Für Frankreich, Italien, Spanien etc. muss man ohnehin eine Spezielle Urlaubsvorsorge treffen, da die dort vorkommenden Parasiten mit den in Deutschland ausreichenden Mitteln nicht zu bekämpfen sind. Eine Impfung gegen Borreliose lehnten beide Tierärztinnen im Prinzip ab, da der Impfstoff hauptsächlich auf Borrelienarten aus der USA geprägt ist. Dieses Thema steckt wohl noch in den Kinderschuhen, die Folgen sind nicht oder zu wenig erforscht und man muss strenge Nachimpffristen einhalten.    

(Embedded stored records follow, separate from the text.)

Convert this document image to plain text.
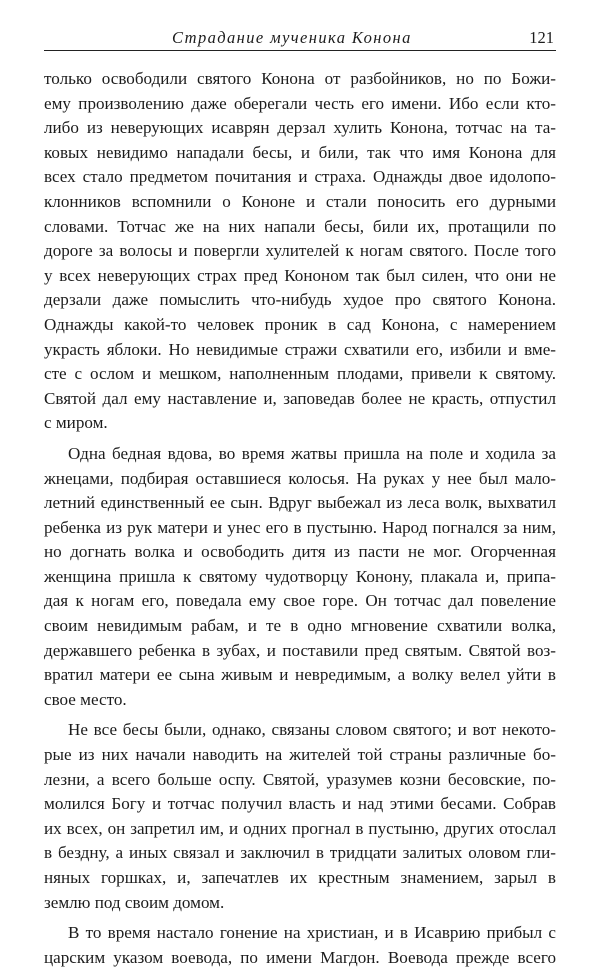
Страдание мученика Конона	121

только освободили святого Конона от разбойников, но по Божи-
ему произволению даже оберегали честь его имени. Ибо если кто-
либо из неверующих исаврян дерзал хулить Конона, тотчас на та-
ковых невидимо нападали бесы, и били, так что имя Конона для
всех стало предметом почитания и страха. Однажды двое идолопо-
клонников вспомнили о Кононе и стали поносить его дурными
словами. Тотчас же на них напали бесы, били их, протащили по
дороге за волосы и повергли хулителей к ногам святого. После того
у всех неверующих страх пред Кононом так был силен, что они не
дерзали даже помыслить что-нибудь худое про святого Конона.
Однажды какой-то человек проник в сад Конона, с намерением
украсть яблоки. Но невидимые стражи схватили его, избили и вме-
сте с ослом и мешком, наполненным плодами, привели к святому.
Святой дал ему наставление и, заповедав более не красть, отпустил
с миром.

Одна бедная вдова, во время жатвы пришла на поле и ходила за
жнецами, подбирая оставшиеся колосья. На руках у нее был мало-
летний единственный ее сын. Вдруг выбежал из леса волк, выхватил
ребенка из рук матери и унес его в пустыню. Народ погнался за ним,
но догнать волка и освободить дитя из пасти не мог. Огорченная
женщина пришла к святому чудотворцу Конону, плакала и, припа-
дая к ногам его, поведала ему свое горе. Он тотчас дал повеление
своим невидимым рабам, и те в одно мгновение схватили волка,
державшего ребенка в зубах, и поставили пред святым. Святой воз-
вратил матери ее сына живым и невредимым, а волку велел уйти в
свое место.

Не все бесы были, однако, связаны словом святого; и вот некото-
рые из них начали наводить на жителей той страны различные бо-
лезни, а всего больше оспу. Святой, уразумев козни бесовские, по-
молился Богу и тотчас получил власть и над этими бесами. Собрав
их всех, он запретил им, и одних прогнал в пустыню, других отослал
в бездну, а иных связал и заключил в тридцати залитых оловом гли-
няных горшках, и, запечатлев их крестным знамением, зарыл в
землю под своим домом.

В то время настало гонение на христиан, и в Исаврию прибыл с
царским указом воевода, по имени Магдон. Воевода прежде всего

Folgende Zeckenarten kennen wir in Deutschland:  

- Der Holzbock, die hier hauptsächlich vorkommende Zecke: Ist der Holzbock mit gefährlichen Erregern infiziert, wie Borrelien, Anaplasmen und FSME-Viren, kann er diese während seiner Blutmahlzeit auf den Hund übertragen. Borrelien werden jedoch meist erst nach 12-24 Stunden nach dem Biss übertrage. Je eher man die Zecke also entfernt, desto geringer ist die Chance einer Übertragung. Borrelien können beim Hund Gelenkentzündungen verursachen, die ein wechselseitiges Hinken zur Folge hat. Das Tier ist schlapp und müde. Anaplasmen befallen Blutzellen und bewirken eine Erkrankung, die als Anaplasmose bezeichnet wird. Ihre Symptome sind unter anderem Fieber, Gewichtsverlust, Schlappheit, Beeinträchtigungen des Zentralnervensystems und Blutungen sowie Gelenkentzündungen. FSME-Viren verursachen - anders als beim Menschen - beim Hund nur ganz selten Symptome.  

- Die Auwaldzecke Diese Zeckenart hat sich in vielen Gegenden Deutschlands stark ausgebreitet. Bei München, Regensburg im Oberrheingebiet und Saarland sind diese Zecken stark mit Babesien infiziert. Sie sind die Erreger der gefährlichen bis tödlich verkaufenden Babesiose. Ähnlich wie bei der Malaria beim Menschen werden durch die Babesien die roten Blutkörperchen beim Hund zerstört.  

- Die braune Hundezecke Sie kommt hauptsächlich in südlichen Ländern vor, ist aber in beheizten Räumen/Zwingern mancherorts auch nördlich der Alpen überlebensfähig und heimisch geworden. Sie überträgt Bebsien sowie gefährliche Ehrlichien.  Wie oben erwähnt sind nicht nur die Zecken unserer südlichen Reiseziele mit bösartigen Erregern durchseucht.

 - Auch Sand-, Schmetterlingsmücken oder bestimme Arten von Stechmücken, die wir hier gar nicht kennen, übertragen dort gefährliche Krankheiten wie Leishmaniose oder die Herzwurmkrankheit. Die Folge sind schwerwiegende Organschädigungen, die chronisch bis tödlich verlaufen.  

 Unsere Empfehlung geht also dahin, unsere Hunde in den vom Hersteller vorgegebenen Abständen mit Ex-Spot oder Frontline zu behandeln und rechtzeitig vor dem geplanten Urlaub im Süden beim Tierarzt nachzufragen, welche Mittel für das entsprechende Land wann zu geben sind, damit unser Hund gefahrlos urlauben kann.